David Cameron will appeal today to the “silent majority” of Scots who want to remain within the United Kingdom to make their voices heard ahead of the independence referendum.
Leaders of the Better Together campaign claim that many opponents of separation are reluctant to speak out for fear of being branded unpatriotic.
But the Prime Minister will insist that Scots can be “proudly Scottish and want to stay in the UK”.
Last night the Yes Scotland campaign retorted that a “vocal majority” opposed the Tory policies being imposed on the country.
Mr Cameron’s intervention comes with 11 weeks to go to the vote on 18 September .
Some recent polls indicate that support for leaving the UK could have peaked, although others suggest the No camp is only narrowly ahead of supporters of independence.
Speaking at a Rally for the Union event, Mr Cameron will say: “We’ve heard the noise of the Nationalist few, but now it is time for the voices of the silent majority to be heard.”
Most Scots are worried about the dangers of separation and are happy to remain in the Union, he will insist.
“With 77 days to go, we need the voices of the many to ring out across the land, for each one to realise they are not alone because there are millions just like them,” he will say.
“This is how we rouse them to find their voice.

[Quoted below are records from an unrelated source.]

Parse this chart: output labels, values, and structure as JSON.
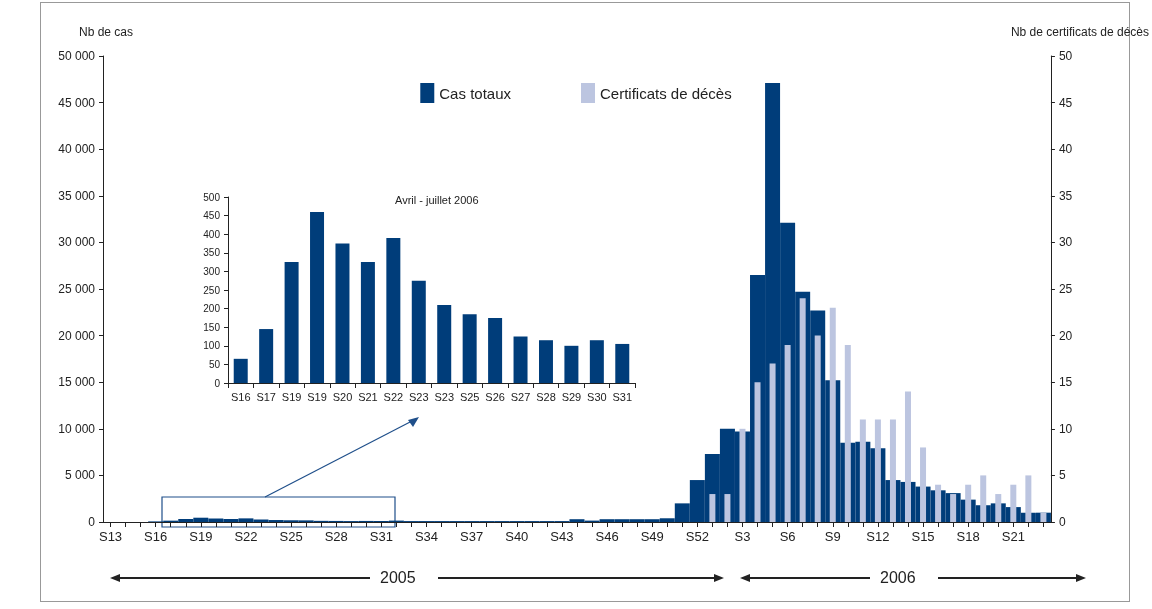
{
  "chart_data": [
    {
      "type": "bar",
      "ylabel": "Nb de cas",
      "y2label": "Nb de certificats de décès",
      "categories": [
        "S13",
        null,
        null,
        "S16",
        null,
        null,
        "S19",
        null,
        null,
        "S22",
        null,
        null,
        "S25",
        null,
        null,
        "S28",
        null,
        null,
        "S31",
        null,
        null,
        "S34",
        null,
        null,
        "S37",
        null,
        null,
        "S40",
        null,
        null,
        "S43",
        null,
        null,
        "S46",
        null,
        null,
        "S49",
        null,
        null,
        "S52",
        null,
        null,
        "S3",
        null,
        null,
        "S6",
        null,
        null,
        "S9",
        null,
        null,
        "S12",
        null,
        null,
        "S15",
        null,
        null,
        "S18",
        null,
        null,
        "S21",
        null,
        null
      ],
      "series": [
        {
          "name": "Cas totaux",
          "color": "#003d7a",
          "values": [
            0,
            0,
            0,
            65,
            145,
            325,
            460,
            375,
            325,
            390,
            275,
            210,
            185,
            175,
            125,
            115,
            100,
            115,
            105,
            150,
            100,
            100,
            100,
            100,
            100,
            100,
            100,
            100,
            100,
            100,
            100,
            300,
            150,
            300,
            300,
            300,
            300,
            400,
            2000,
            4500,
            7300,
            10000,
            9700,
            26500,
            47100,
            32100,
            24700,
            22700,
            15200,
            8500,
            8600,
            7900,
            4500,
            4300,
            3800,
            3400,
            3100,
            2400,
            1800,
            2000,
            1600,
            1000,
            1000
          ]
        },
        {
          "name": "Certificats de décès",
          "color": "#bcc5e0",
          "axis": "y2",
          "values": [
            null,
            null,
            null,
            null,
            null,
            null,
            null,
            null,
            null,
            null,
            null,
            null,
            null,
            null,
            null,
            null,
            null,
            null,
            null,
            null,
            null,
            null,
            null,
            null,
            null,
            null,
            null,
            null,
            null,
            null,
            null,
            null,
            null,
            null,
            null,
            null,
            null,
            null,
            null,
            null,
            3,
            3,
            10,
            15,
            17,
            19,
            24,
            20,
            23,
            19,
            11,
            11,
            11,
            14,
            8,
            4,
            3,
            4,
            5,
            3,
            4,
            5,
            1
          ]
        }
      ],
      "ylim": [
        0,
        50000
      ],
      "yticks": [
        0,
        {
          "value": 5000,
          "label": "5 000"
        },
        {
          "value": 10000,
          "label": "10 000"
        },
        {
          "value": 15000,
          "label": "15 000"
        },
        {
          "value": 20000,
          "label": "20 000"
        },
        {
          "value": 25000,
          "label": "25 000"
        },
        {
          "value": 30000,
          "label": "30 000"
        },
        {
          "value": 35000,
          "label": "35 000"
        },
        {
          "value": 40000,
          "label": "40 000"
        },
        {
          "value": 45000,
          "label": "45 000"
        },
        {
          "value": 50000,
          "label": "50 000"
        }
      ],
      "y2lim": [
        0,
        50
      ],
      "y2ticks": [
        0,
        5,
        10,
        15,
        20,
        25,
        30,
        35,
        40,
        45,
        50
      ],
      "legend": "top",
      "annotations": [
        "2005",
        "2006"
      ]
    },
    {
      "type": "bar",
      "title": "Avril - juillet 2006",
      "categories": [
        "S16",
        "S17",
        "S19",
        "S19",
        "S20",
        "S21",
        "S22",
        "S23",
        "S23",
        "S25",
        "S26",
        "S27",
        "S28",
        "S29",
        "S30",
        "S31"
      ],
      "values": [
        65,
        145,
        325,
        460,
        375,
        325,
        390,
        275,
        210,
        185,
        175,
        125,
        115,
        100,
        115,
        105
      ],
      "color": "#003d7a",
      "ylim": [
        0,
        500
      ],
      "yticks": [
        0,
        50,
        100,
        150,
        200,
        250,
        300,
        350,
        400,
        450,
        500
      ]
    }
  ]
}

We tell them: We’ve achieved so much together, we’re safer together, we’re better off together, we’ve got the best of both worlds together.”

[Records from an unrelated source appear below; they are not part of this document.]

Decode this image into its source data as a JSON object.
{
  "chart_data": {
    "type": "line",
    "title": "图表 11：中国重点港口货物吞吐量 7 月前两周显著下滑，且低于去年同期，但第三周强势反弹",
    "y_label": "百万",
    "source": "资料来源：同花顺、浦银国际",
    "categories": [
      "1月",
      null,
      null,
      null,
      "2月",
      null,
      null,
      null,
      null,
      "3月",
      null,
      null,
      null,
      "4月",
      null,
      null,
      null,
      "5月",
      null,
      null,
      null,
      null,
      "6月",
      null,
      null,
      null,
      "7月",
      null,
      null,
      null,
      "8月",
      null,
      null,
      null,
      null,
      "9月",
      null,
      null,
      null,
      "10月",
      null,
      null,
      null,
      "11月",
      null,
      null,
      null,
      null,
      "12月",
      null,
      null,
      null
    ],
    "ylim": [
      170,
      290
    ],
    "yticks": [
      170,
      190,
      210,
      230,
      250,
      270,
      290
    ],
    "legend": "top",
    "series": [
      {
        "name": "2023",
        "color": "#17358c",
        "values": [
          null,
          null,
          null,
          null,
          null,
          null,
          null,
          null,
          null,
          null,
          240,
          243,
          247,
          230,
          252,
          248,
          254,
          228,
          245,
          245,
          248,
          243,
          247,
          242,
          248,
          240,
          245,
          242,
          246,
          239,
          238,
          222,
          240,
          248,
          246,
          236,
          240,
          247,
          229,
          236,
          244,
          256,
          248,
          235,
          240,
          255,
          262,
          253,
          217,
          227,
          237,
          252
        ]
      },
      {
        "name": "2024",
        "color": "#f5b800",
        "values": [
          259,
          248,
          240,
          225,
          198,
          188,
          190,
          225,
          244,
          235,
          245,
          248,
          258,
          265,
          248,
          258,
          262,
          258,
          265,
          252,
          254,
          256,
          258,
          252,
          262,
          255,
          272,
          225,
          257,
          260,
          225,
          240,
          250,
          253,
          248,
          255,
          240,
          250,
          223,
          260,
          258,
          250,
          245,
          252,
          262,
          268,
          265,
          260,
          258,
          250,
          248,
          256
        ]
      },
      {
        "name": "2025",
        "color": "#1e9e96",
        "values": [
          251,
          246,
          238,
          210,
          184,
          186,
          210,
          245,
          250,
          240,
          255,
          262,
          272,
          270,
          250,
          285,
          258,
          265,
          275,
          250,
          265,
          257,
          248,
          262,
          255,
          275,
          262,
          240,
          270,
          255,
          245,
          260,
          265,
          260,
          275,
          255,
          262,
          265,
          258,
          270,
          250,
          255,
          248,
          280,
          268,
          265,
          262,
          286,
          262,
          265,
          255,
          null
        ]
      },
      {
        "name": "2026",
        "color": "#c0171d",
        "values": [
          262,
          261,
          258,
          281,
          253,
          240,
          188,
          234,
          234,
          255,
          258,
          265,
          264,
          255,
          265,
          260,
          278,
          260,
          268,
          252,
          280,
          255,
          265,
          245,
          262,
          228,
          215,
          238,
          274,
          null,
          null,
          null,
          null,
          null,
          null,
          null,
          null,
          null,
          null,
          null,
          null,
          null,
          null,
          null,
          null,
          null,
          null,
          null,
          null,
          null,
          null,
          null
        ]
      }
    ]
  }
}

The Prime Minister will argue: “Too many people in this country have been made to feel you can’t be a proud Scot and say No Thanks, that you've got to choose between the Saltire and the Union flag.
“That is wrong. Loving your country means wanting the best for it.”
Blair Jenkins, chief executive of Yes Scotland, said: “David Cameron is seriously out of touch if he thinks there is a silent majority in Scotland in favour of the Tories and their austerity agenda. The reality is there is a very vocal majority against David Cameron governing Scotland, with just a single Tory MP here.”
He said: “The majority David Cameron should be concerned about is the struggling majority, the very many people in Scotland who are faced with low salaries and rising costs of living, and who will vote Yes to a fairer and more prosperous Scotland.”